The guest who sat there would be able to observe the only decoration in the parlor. It was a painting darkened with age. Though all their guests doubted what the three canasteras told them, they kept it to themselves, knowing how vengeful they were. No one, ever, questioned the absurd statements of these three dames. They declared that the painting was the most reliable version of The Spinners by Velázquez. With that they felt very much mistresses of culture.

For a long time, they had admired that precious art object for which they paid all the money they didn’t have. Lamerens, the antiques dealer of Matanzas, assured them it was an original. A few of their guests had dared to point out it was missing a figure, that of Pallas Athena, the goddess who had condemned Arachne for defying her. Arachne was without a doubt the best of the weavers, and her depictions of the lovers of Jupiter were fascinating.

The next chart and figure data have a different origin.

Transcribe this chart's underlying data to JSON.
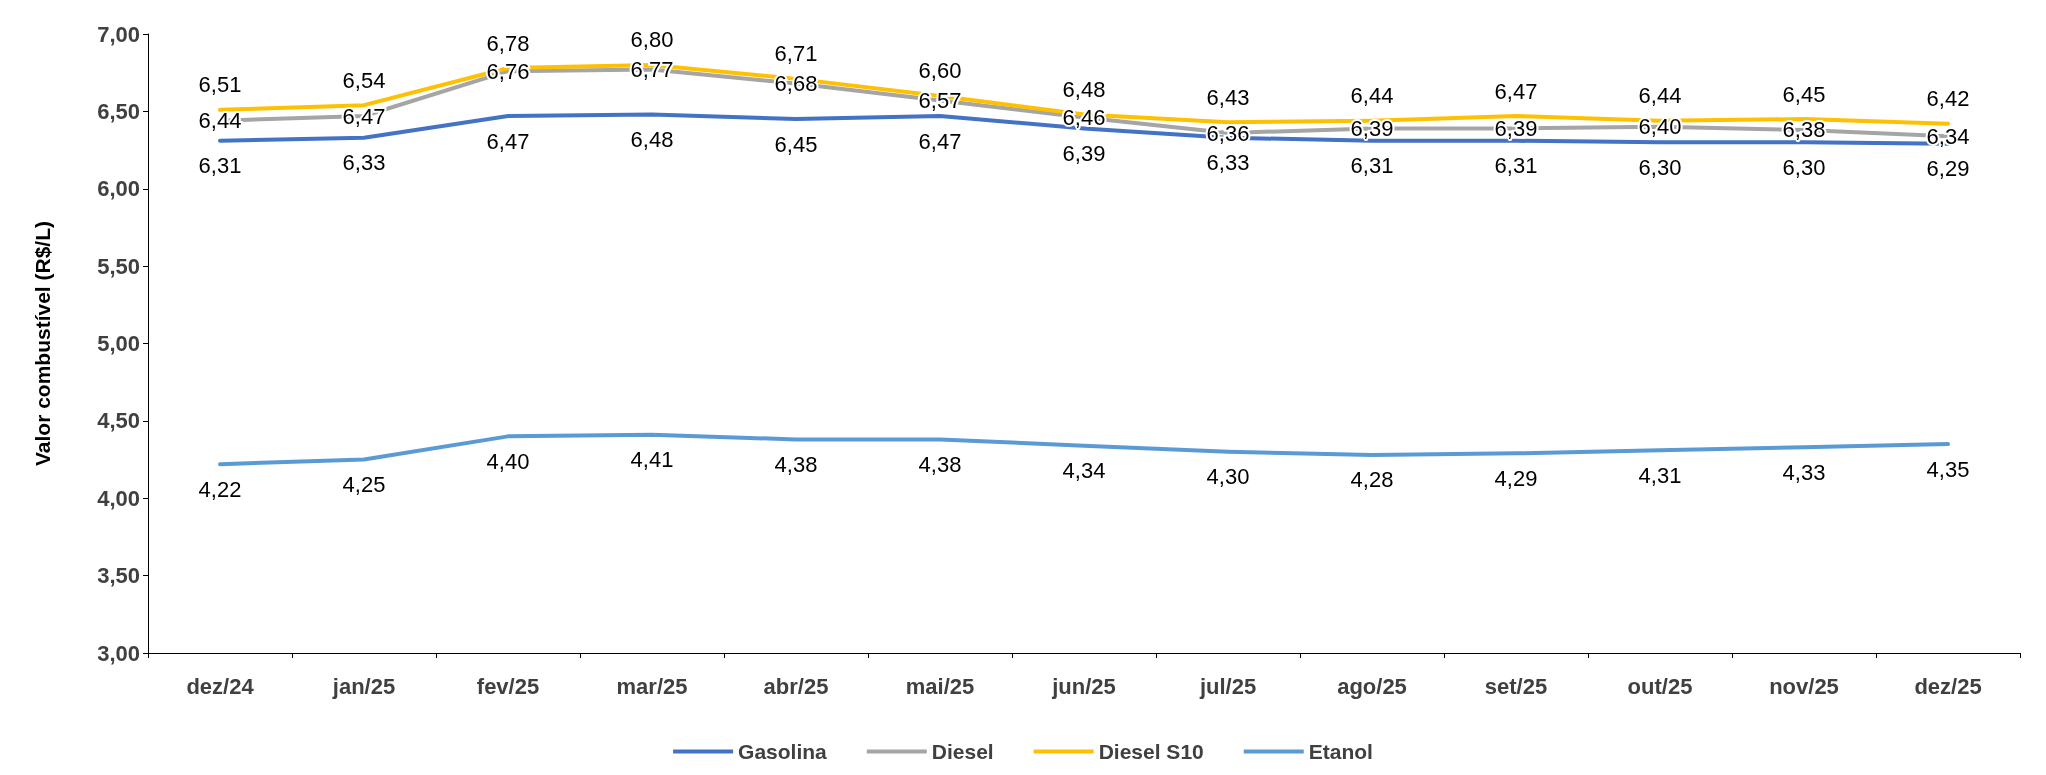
{
  "chart_data": {
    "type": "line",
    "ylabel": "Valor combustível (R$/L)",
    "categories": [
      "dez/24",
      "jan/25",
      "fev/25",
      "mar/25",
      "abr/25",
      "mai/25",
      "jun/25",
      "jul/25",
      "ago/25",
      "set/25",
      "out/25",
      "nov/25",
      "dez/25"
    ],
    "ylim": [
      3,
      7
    ],
    "yticks": [
      {
        "value": 3,
        "label": "3,00"
      },
      {
        "value": 3.5,
        "label": "3,50"
      },
      {
        "value": 4,
        "label": "4,00"
      },
      {
        "value": 4.5,
        "label": "4,50"
      },
      {
        "value": 5,
        "label": "5,00"
      },
      {
        "value": 5.5,
        "label": "5,50"
      },
      {
        "value": 6,
        "label": "6,00"
      },
      {
        "value": 6.5,
        "label": "6,50"
      },
      {
        "value": 7,
        "label": "7,00"
      }
    ],
    "grid": false,
    "legend": "bottom",
    "marker": "none",
    "line_style": "solid",
    "series": [
      {
        "name": "Gasolina",
        "color": "#4472c4",
        "values": [
          6.31,
          6.33,
          6.47,
          6.48,
          6.45,
          6.47,
          6.39,
          6.33,
          6.31,
          6.31,
          6.3,
          6.3,
          6.29
        ],
        "value_labels": [
          "6,31",
          "6,33",
          "6,47",
          "6,48",
          "6,45",
          "6,47",
          "6,39",
          "6,33",
          "6,31",
          "6,31",
          "6,30",
          "6,30",
          "6,29"
        ]
      },
      {
        "name": "Diesel",
        "color": "#a5a5a5",
        "values": [
          6.44,
          6.47,
          6.76,
          6.77,
          6.68,
          6.57,
          6.46,
          6.36,
          6.39,
          6.39,
          6.4,
          6.38,
          6.34
        ],
        "value_labels": [
          "6,44",
          "6,47",
          "6,76",
          "6,77",
          "6,68",
          "6,57",
          "6,46",
          "6,36",
          "6,39",
          "6,39",
          "6,40",
          "6,38",
          "6,34"
        ]
      },
      {
        "name": "Diesel S10",
        "color": "#ffc000",
        "values": [
          6.51,
          6.54,
          6.78,
          6.8,
          6.71,
          6.6,
          6.48,
          6.43,
          6.44,
          6.47,
          6.44,
          6.45,
          6.42
        ],
        "value_labels": [
          "6,51",
          "6,54",
          "6,78",
          "6,80",
          "6,71",
          "6,60",
          "6,48",
          "6,43",
          "6,44",
          "6,47",
          "6,44",
          "6,45",
          "6,42"
        ]
      },
      {
        "name": "Etanol",
        "color": "#5b9bd5",
        "values": [
          4.22,
          4.25,
          4.4,
          4.41,
          4.38,
          4.38,
          4.34,
          4.3,
          4.28,
          4.29,
          4.31,
          4.33,
          4.35
        ],
        "value_labels": [
          "4,22",
          "4,25",
          "4,40",
          "4,41",
          "4,38",
          "4,38",
          "4,34",
          "4,30",
          "4,28",
          "4,29",
          "4,31",
          "4,33",
          "4,35"
        ]
      }
    ]
  }
}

This version didn’t limit itself to depicting only one of the god’s lovers. The artist drew several of them in order to do justice to Arachne’s art. And they, the three canasteras, considered themselves, among other things, successors of Arachne.

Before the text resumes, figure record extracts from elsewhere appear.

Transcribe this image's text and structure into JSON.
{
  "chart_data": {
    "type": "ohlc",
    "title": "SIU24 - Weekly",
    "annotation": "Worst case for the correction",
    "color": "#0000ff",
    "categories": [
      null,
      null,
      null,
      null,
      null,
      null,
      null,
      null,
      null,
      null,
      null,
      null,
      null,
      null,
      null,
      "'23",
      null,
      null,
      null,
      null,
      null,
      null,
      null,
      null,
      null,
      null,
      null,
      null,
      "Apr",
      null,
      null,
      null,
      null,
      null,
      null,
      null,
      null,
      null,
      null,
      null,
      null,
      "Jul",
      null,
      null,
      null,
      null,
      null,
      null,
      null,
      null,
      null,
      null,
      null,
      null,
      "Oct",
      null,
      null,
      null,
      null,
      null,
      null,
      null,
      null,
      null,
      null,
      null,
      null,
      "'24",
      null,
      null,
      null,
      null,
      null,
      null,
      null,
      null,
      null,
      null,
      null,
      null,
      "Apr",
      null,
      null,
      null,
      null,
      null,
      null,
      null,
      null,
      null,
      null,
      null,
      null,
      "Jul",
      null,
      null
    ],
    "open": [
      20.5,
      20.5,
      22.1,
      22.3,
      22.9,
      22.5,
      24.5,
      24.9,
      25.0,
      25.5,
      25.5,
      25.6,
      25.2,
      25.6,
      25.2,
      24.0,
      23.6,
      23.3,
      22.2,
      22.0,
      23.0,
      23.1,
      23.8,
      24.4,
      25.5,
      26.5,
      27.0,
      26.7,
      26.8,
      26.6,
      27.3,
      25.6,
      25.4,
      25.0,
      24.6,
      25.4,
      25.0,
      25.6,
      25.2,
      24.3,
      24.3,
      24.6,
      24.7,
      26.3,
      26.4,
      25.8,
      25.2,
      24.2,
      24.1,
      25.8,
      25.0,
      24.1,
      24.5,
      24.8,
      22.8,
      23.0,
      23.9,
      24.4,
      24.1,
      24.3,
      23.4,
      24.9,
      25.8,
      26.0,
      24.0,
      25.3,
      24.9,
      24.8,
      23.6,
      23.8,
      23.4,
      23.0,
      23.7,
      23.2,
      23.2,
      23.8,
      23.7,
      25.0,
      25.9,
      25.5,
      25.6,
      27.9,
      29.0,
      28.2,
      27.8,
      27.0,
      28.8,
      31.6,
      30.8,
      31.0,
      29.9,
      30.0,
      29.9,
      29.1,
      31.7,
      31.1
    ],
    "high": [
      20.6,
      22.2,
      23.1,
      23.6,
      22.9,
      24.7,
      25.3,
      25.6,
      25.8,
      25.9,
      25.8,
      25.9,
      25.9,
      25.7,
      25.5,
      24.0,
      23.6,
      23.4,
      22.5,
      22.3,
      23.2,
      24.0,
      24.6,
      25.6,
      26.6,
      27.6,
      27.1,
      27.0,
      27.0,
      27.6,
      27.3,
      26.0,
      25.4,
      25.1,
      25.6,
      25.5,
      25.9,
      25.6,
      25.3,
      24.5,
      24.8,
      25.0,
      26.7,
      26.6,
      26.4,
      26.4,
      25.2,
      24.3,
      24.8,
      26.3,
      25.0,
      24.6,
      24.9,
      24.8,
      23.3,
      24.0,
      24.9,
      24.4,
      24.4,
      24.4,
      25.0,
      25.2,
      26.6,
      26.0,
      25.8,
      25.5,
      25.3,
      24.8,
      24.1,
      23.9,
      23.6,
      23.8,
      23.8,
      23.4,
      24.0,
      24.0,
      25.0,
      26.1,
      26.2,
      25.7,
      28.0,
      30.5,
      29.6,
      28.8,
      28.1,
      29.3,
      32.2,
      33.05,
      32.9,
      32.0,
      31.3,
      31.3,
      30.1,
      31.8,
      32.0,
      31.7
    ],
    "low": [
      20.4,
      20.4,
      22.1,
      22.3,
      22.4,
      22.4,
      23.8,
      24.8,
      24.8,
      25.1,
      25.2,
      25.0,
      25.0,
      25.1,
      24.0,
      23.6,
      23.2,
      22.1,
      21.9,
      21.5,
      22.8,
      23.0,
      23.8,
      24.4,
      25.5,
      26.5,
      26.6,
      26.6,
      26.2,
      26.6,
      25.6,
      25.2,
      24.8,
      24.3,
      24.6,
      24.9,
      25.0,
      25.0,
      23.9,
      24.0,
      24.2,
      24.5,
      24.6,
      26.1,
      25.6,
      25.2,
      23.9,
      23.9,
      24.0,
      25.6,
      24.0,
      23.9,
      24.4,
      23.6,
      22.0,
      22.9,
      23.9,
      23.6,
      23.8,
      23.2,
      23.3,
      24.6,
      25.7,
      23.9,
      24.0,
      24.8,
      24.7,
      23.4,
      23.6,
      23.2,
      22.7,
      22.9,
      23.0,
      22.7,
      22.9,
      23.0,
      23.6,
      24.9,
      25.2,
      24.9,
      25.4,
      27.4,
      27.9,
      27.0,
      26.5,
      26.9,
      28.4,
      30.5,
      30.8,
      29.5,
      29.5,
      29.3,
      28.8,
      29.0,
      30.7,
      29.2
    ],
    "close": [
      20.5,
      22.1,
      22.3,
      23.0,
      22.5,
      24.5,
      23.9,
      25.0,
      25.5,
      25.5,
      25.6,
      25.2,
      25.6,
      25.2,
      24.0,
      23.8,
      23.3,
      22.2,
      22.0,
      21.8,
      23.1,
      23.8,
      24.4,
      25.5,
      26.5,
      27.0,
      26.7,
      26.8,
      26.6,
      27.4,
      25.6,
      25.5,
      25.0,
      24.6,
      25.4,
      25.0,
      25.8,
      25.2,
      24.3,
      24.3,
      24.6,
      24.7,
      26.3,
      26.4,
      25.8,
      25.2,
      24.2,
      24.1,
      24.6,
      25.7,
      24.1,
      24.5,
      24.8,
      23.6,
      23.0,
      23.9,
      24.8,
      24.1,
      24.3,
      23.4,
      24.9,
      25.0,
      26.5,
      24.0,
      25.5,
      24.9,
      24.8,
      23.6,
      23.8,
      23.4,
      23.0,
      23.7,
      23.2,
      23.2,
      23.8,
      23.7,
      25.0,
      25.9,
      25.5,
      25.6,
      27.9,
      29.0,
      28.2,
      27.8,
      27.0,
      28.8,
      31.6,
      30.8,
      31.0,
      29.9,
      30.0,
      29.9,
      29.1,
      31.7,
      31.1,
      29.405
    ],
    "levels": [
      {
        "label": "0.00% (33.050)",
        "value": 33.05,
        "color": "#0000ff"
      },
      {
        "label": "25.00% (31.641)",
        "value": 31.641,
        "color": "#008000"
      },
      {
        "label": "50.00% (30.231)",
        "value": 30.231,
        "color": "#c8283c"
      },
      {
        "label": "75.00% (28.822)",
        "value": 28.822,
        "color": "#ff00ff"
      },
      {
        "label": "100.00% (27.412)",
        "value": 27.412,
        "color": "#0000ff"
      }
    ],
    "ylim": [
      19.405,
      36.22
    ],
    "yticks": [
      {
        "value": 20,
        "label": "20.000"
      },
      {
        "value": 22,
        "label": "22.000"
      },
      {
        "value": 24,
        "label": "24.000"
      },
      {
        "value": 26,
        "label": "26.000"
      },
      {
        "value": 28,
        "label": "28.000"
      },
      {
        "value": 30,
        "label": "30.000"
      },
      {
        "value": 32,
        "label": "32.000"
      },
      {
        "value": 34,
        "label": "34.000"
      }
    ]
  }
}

Their function in Havana society was to coax out all its secrets, be they of love, fear, ruin, or violence. They gathered a sigh here, a look there, and a word that escaped from the mouth of someone in the delirium of a party. Anything that was let slip in a game of canasta served as the basis for all their gossip. All these threads they went on weaving into realities they whispered to the world. No one wanted to be part of the three canasteras tapestries of gossip and intrigue.

Because of that, the residents of Havana always brought them delicious bits of slander, anything they knew about other people in order to save themselves, to in this way remain outside the tapestry. And the canasteras were very proud of their tapestries. Some were rather scandalous. They insinuated little things about the secretary of the Countess or the daughter of an important figure. Other threads were fatal, since they spoke of the Commander with his black boots and cigarette case covered in human skin, procured from the dead or victims of torture in his dungeons. They whispered very secretly the dark desires of that cruel and vicious being.

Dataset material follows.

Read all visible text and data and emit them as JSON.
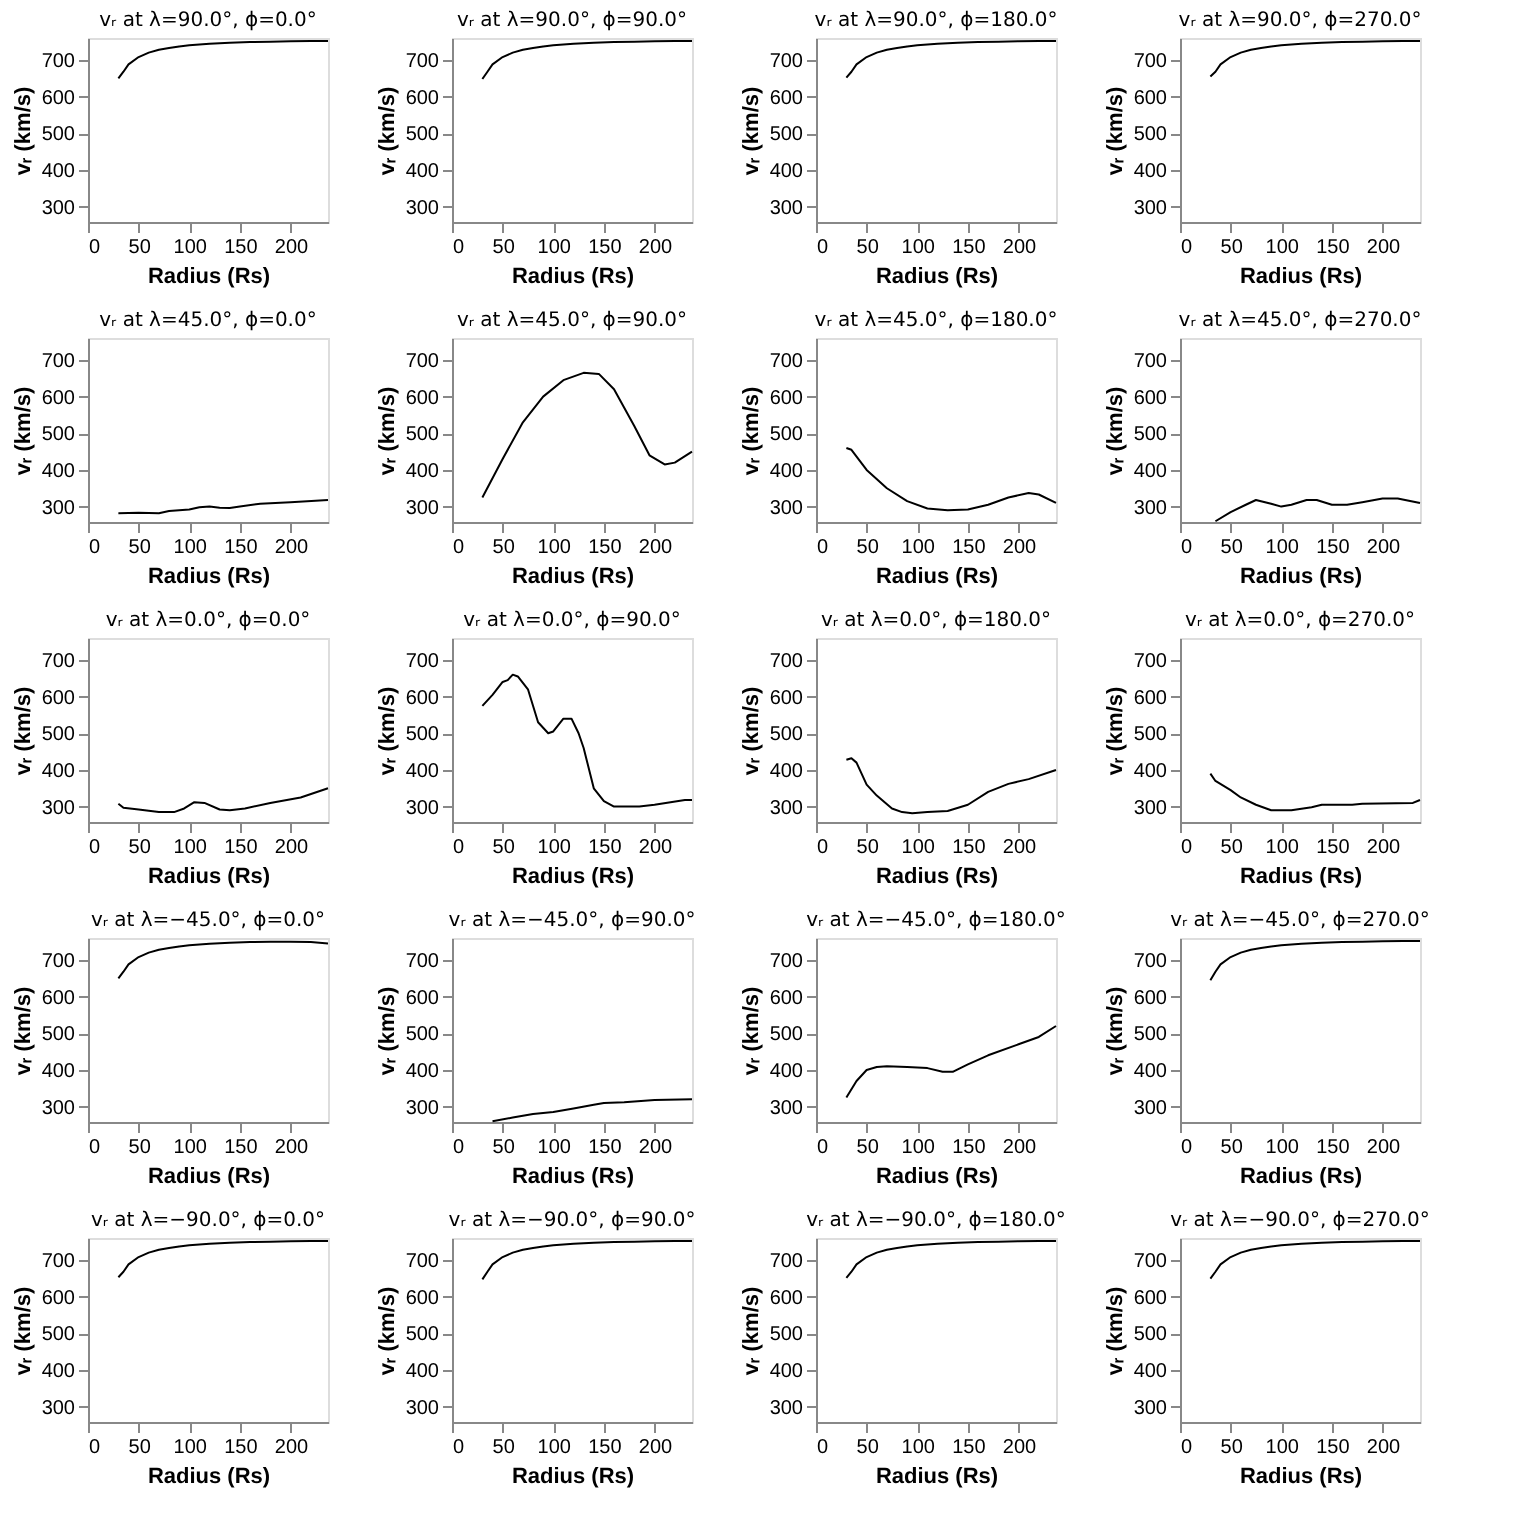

On his sister Felicia, they were still finding out many juicy impertinences; and on that conceited Carolina, on her they would take revenge. She thought she was so smart with her little newspaper articles. She thought she was such a fine lady with her grandiloquent surnames. But they sensed scandalous circumstances in her past. There was much to find out. And what could be said about the previous murders? Well, the murders had continued to be committed without the police solving them. How had they managed to disappear those society women? And how come they kept on appearing, dead in the wrong places? Was the Commander covering something up?

Clotilde seemed to know something about it, but said nothing. Although the three canasteras had only to look at each other to know the plots the others were hatching, in order to guess the gossip they were preparing—in this case, no. In this case, there had been suspicious silence. They never spoke of the assassin known as “the silk handkerchief killer,” for his signature was to leave a silk handkerchief covering the mouth, inside the mouth—or even deeper inside, in the victim’s throat. Nothing about this was ever spoken. But that afternoon, Clotilde broke the silence and whispered:

            There’ll be a cadaver,

Abracadabra,

Open cadaver,

Abracadabra,

Open cadaver,

There’ll be a cadaver,

Silken victim,

Silken hands.

Abracadabra

There’ll be a cadaver.

The other two canasteras looked at each other in surprise, but went along and immediately tried to forget those fateful words. Instead, they focused their attention on other scandals, on other mysteries. What about those Americans, those Mr. Smiths and Mr. Joneses that came to do little things they wanted to hide? Well, that wasn’t so important. It was already well known why they came to Cuba. And what news of the parties or immoral bacchanals that happened one after another, while gunfire and bombs broke out all over the city? They already had much to weave. Everything would be revealed in its propitious and terrible moment. Their tongues would be scissors. And Clotilde would cut the string. Meanwhile, they’d dance to the mambo rhythm of gossip.